Según Vázquez, quien además es una de las fundadoras de la organización “Madres contra el Paco y por la Vida”, antes del inicio de la cuarentena, al comedor asistían 1100 personas para el almuerzo y 1300 en la merienda. Hoy, a un mes del aislamiento social, concurren unas 2900 por día.

“Nosotros les damos la comida, la fruta, y el pan. Es una comida suculenta, tratamos de incorporar muchas vitaminas, y todos los días tienen carne. Hasta ahora, gracias a Dios, para la comida la estamos piloteando. Está bravo todo, además, aumentó mucho el precio de la carne y la mercadería”, explicó Isabel.

También confirmó que al comedor llega gente que realmente necesita. “Uno se da cuenta de eso. Ahora también tenemos siete chicos que están viviendo en la calle, que a la noche van a dormir en la estación de Lomas o en el Mercado Central. Con Alicia Romero –otra de las referentes de Madres contra el Paco- buscamos refugios pero no hay lugar o no los quieren recibir por los contagios”, señaló.

En ese sentido, Isabel manifestó su preocupación porque “hay mucho porro en la calle”. “Desde que no hay feria no tienen a quien robarle, pero tenemos miedo de que en caso de seguir con esto (el asilamiento), los chicos caigan en la desesperación porque todos tienen familia. Nosotros compramos pañales y vamos viendo los casos más jodidos, está muy bravo el tema”, describió la mujer cuyo hijo fue asesinado a tiros en 2009.

El comedor hoy se sustenta en gran parte gracias al esfuerzo de la red “Madres contra el Paco”, la familia de Isabel, y donaciones. Pero también recibe la ayuda que Desarrollo Social de la Nación brinda a los comedores de zonas vulnerables. “Compramos mercaderías en el banco de alimento y con eso estamos estirando”, comentó.

Por otro lado, mencionó que en el comedor, al estar ubicado muy cerca de la feria de la Salada, se percibe “muchísima desesperación”, porque los feriantes están sin trabajo. “Ahora vienen a pedir comida los carreros, los que vendían tortas, gaseosas, todos ellos están sin trabajo. Tenemos familias que son 19 viviendo en una casa y no todos cobran el plan de 10 mil pesos, porque en una familia, solo puede cobrar un integrante. Si bien en algunos lugares, como en las escuelas, están entregando mercaderías, no alcanza porque son muchísima gente”, apuntó.

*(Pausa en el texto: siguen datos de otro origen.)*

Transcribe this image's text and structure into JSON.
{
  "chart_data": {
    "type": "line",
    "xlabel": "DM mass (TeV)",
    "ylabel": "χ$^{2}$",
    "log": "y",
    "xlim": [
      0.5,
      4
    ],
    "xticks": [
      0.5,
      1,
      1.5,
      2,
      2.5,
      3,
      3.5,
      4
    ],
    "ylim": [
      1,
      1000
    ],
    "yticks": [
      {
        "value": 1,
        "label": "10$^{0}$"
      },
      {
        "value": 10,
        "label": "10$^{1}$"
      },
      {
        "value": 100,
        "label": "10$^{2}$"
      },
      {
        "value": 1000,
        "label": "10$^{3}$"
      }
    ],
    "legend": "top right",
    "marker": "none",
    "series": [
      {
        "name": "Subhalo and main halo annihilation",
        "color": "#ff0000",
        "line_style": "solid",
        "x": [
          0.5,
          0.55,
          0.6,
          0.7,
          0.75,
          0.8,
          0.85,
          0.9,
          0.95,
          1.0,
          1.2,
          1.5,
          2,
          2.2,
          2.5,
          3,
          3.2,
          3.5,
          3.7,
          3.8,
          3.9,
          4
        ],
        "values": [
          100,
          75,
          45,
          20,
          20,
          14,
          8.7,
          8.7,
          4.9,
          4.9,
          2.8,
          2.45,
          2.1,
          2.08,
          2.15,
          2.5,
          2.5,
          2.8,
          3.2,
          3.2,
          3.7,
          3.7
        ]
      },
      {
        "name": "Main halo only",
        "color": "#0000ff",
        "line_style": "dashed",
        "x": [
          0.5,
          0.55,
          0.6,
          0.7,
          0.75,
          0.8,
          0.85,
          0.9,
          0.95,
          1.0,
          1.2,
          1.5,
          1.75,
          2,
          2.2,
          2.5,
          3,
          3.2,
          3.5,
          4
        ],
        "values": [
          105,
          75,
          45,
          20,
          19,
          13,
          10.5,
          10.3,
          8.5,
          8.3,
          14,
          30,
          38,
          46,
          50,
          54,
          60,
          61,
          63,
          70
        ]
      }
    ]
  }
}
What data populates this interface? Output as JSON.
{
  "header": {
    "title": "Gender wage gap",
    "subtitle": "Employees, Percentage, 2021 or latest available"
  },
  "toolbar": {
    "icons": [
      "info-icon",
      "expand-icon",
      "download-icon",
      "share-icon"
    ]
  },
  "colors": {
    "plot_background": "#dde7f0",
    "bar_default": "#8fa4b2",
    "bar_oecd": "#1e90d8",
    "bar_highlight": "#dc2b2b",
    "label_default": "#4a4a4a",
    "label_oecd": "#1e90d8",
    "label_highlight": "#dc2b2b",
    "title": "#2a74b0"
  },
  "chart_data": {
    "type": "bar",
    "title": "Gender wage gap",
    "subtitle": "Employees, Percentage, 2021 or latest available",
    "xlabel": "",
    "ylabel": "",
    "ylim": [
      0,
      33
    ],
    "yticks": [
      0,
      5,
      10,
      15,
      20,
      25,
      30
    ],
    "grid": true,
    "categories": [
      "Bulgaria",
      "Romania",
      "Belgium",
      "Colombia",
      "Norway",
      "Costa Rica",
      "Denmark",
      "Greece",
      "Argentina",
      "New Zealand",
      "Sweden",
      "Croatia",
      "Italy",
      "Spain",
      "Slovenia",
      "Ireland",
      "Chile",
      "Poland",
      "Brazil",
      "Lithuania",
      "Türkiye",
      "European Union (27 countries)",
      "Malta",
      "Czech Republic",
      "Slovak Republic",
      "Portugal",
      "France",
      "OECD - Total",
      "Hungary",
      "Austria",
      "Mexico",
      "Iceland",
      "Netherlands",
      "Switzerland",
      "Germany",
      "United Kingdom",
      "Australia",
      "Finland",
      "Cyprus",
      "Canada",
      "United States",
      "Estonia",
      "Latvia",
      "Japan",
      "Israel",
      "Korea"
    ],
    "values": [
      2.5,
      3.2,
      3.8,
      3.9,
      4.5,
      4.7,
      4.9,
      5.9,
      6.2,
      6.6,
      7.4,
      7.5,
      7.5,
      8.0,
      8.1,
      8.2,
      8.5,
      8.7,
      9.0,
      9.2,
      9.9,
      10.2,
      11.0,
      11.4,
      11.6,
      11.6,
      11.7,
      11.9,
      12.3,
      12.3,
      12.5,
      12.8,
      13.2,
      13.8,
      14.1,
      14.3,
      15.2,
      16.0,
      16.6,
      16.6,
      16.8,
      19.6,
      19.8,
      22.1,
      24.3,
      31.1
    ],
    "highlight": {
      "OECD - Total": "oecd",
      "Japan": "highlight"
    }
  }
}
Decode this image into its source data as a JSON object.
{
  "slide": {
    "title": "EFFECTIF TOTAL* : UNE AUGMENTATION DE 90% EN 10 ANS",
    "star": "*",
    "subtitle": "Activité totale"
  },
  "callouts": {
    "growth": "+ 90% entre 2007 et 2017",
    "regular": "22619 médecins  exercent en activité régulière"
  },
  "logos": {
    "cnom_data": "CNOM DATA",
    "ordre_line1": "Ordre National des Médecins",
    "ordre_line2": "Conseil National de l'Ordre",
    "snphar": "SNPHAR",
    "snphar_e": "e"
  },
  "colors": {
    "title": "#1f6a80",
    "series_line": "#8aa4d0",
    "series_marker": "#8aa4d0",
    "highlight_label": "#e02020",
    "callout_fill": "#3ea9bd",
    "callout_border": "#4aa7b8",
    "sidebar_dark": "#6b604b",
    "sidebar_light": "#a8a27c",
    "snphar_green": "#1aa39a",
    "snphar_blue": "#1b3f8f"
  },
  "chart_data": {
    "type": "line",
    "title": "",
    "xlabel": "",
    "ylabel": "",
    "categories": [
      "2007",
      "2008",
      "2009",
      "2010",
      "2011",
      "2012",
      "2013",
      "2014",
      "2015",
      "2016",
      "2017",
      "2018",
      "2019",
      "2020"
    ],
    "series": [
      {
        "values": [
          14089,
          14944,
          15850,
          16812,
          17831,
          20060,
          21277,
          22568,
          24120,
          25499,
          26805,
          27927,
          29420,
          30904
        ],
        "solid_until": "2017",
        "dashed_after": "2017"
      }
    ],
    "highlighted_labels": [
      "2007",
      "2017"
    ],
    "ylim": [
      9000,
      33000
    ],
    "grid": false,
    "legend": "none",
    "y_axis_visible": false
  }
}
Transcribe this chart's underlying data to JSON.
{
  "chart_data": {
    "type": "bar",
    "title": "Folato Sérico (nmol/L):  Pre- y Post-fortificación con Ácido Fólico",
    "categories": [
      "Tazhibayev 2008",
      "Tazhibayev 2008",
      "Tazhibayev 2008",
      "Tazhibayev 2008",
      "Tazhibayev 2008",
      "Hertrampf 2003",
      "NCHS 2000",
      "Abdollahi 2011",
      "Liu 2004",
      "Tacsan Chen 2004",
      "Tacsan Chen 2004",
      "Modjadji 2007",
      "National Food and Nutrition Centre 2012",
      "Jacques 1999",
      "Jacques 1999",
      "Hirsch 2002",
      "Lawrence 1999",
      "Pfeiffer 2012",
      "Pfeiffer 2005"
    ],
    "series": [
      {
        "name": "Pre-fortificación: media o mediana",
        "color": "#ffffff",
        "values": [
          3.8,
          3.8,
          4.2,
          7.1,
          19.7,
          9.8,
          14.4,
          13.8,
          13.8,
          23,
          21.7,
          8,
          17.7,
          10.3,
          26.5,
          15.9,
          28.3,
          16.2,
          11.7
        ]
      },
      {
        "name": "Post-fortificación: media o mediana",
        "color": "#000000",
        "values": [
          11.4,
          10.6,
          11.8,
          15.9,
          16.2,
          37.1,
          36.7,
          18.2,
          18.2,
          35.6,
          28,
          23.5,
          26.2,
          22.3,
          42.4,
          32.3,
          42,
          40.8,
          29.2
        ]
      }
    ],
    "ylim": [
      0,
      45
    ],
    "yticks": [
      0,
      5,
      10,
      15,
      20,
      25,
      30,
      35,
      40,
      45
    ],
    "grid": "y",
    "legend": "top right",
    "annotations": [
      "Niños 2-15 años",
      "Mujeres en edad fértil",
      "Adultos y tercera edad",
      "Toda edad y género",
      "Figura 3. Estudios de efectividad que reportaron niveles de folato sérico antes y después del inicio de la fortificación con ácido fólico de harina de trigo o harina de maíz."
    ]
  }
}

El jueves es el día que el comedor realiza la compra de carne para toda la semana en un frigorífico de Mataderos. Se necesita unos 100 kg de carne por día y 100 kg de fideos para una comida. También llevan adelante un micro emprendimiento de venta de pan y factura que funciona desde el 2015, y da trabajo a cinco personas.

“La panadería la tenemos luego de muchas luchas y peleas porque acá tenemos al sindicato de panaderos que no quiere que vendamos barato. Nosotros tendríamos más fuente de trabajo pero no podemos porque tenemos miedo que les pase algo a los pibes que salen a hacer el reparto. El pan recién ahora lo aumentamos a $90 y $110 la factura porque la harina se fue por las nubes. Y no hemos bajado los sueldos. Tratamos de seguir adelante sin pedir subsidio ni nada”, aseguró.

Por último, la impulsora del comedor “Manos Solidarias”, instó a la comunidad a ser solidarios en este momento difícil. “Nos vamos como venimos, sin nada. Este es el momento de ver que si tenemos algo más, compartirlo. Hay que tener mucha esperanza, que si nos juntamos y estamos unidos, esto se va a resolver”, finalizó.